I say this all as someone who likes mountains and lakes more than I like people. I love the wilderness and wild animals far more than I like big ugly cities where ashen-faced humans are trash-compacted together into matchboxes and stare straight ahead, terrified to make eye contact with one another. I’m merely amused that humans think they call the shots in this scenario.

Perhaps many environmentalists realize this deep down—that the scheme isn’t to save the Earth, it’s to keep it habitable for human life. As a part-time human, I have a vested interest in that scheme. And as a full-time skeptic regarding human nature and how humans act when they have unrestrained power over you, I’m also highly suspicious of any scheme that would necessitate global governance just so we have pretty tulips and all the world’s frogs have the proper number of toes.

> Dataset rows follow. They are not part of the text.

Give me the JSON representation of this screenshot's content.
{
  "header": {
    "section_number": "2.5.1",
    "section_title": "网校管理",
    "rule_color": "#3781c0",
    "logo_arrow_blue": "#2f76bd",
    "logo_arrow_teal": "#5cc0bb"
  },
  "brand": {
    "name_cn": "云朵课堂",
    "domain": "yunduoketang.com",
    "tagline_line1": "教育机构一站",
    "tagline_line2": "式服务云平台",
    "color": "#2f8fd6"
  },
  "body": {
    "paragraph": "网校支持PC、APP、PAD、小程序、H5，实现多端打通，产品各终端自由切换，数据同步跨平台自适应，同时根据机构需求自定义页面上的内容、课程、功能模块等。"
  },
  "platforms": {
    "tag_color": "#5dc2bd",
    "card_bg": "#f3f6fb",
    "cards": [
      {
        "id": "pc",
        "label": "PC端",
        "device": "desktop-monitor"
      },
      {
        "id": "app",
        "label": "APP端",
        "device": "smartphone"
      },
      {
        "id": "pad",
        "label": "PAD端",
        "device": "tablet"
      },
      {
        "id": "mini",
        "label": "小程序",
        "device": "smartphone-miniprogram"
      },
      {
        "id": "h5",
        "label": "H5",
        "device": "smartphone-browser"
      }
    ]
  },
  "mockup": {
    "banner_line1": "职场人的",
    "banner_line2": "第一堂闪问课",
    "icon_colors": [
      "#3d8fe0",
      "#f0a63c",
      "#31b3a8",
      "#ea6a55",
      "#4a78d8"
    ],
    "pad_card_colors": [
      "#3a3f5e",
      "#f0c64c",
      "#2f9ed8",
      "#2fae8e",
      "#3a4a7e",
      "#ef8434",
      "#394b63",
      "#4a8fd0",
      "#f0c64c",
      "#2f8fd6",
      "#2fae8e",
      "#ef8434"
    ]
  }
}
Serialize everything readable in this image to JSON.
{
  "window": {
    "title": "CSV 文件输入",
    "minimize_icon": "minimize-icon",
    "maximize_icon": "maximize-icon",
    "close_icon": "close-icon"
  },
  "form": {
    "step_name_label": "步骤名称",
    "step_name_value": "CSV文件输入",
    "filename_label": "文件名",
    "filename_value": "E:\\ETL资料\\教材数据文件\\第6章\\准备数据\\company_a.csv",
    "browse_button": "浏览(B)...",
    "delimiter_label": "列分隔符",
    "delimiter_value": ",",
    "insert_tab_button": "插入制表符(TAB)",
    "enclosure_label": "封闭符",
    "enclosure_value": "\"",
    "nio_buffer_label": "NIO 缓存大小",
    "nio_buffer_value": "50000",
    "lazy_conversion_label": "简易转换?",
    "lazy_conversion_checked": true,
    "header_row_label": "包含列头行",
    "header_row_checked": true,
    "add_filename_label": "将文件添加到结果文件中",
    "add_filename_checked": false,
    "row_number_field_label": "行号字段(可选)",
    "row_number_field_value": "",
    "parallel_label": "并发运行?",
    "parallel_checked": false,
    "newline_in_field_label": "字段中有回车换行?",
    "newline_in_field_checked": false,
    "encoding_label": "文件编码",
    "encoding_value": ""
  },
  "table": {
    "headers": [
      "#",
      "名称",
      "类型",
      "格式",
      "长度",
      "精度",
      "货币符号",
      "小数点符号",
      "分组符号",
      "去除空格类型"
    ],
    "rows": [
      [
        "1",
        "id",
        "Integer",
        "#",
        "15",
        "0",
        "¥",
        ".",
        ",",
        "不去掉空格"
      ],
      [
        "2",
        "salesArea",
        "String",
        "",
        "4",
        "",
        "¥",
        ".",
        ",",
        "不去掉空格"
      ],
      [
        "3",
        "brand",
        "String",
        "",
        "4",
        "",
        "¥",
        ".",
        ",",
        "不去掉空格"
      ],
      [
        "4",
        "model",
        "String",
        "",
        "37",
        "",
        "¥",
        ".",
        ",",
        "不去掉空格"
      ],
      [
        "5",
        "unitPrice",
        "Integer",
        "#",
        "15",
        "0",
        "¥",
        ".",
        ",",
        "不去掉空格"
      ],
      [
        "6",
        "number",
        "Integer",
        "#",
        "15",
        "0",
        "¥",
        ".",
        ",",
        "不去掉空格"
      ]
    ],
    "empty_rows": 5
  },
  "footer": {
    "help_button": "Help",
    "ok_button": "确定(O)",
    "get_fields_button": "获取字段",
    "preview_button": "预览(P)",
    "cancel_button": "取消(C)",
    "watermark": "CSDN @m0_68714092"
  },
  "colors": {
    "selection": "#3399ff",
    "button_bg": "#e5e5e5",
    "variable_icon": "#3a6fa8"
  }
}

For all that humans have supposedly fucked over the planet, their dastardly, self-absorbed technological inventiveness has greatly extended the human lifespan. It seems to be a modern quirk of human psychology, or at least in the West: They’ll do something that undeniably benefits the large mass of humanity, then they’ll decide it’d be rude not to feel guilty about it. I wish I had a giant washcloth which I’d stick in one of humanity’s ears, pull one end out through the other ear, and then vigorously scrub all that religious thinking out of your skulls once and for all.

If the environmentalists were honest enough to admit their goal is selfish—the preservation of humanity and not the planet—maybe I’d be more willing to listen to them. For now, it’s just so much noise; the sound of the Big Bang is more comforting. It’s a fucking lullaby in comparison.

Now excuse me while I go swim in a pond and climb a mountain.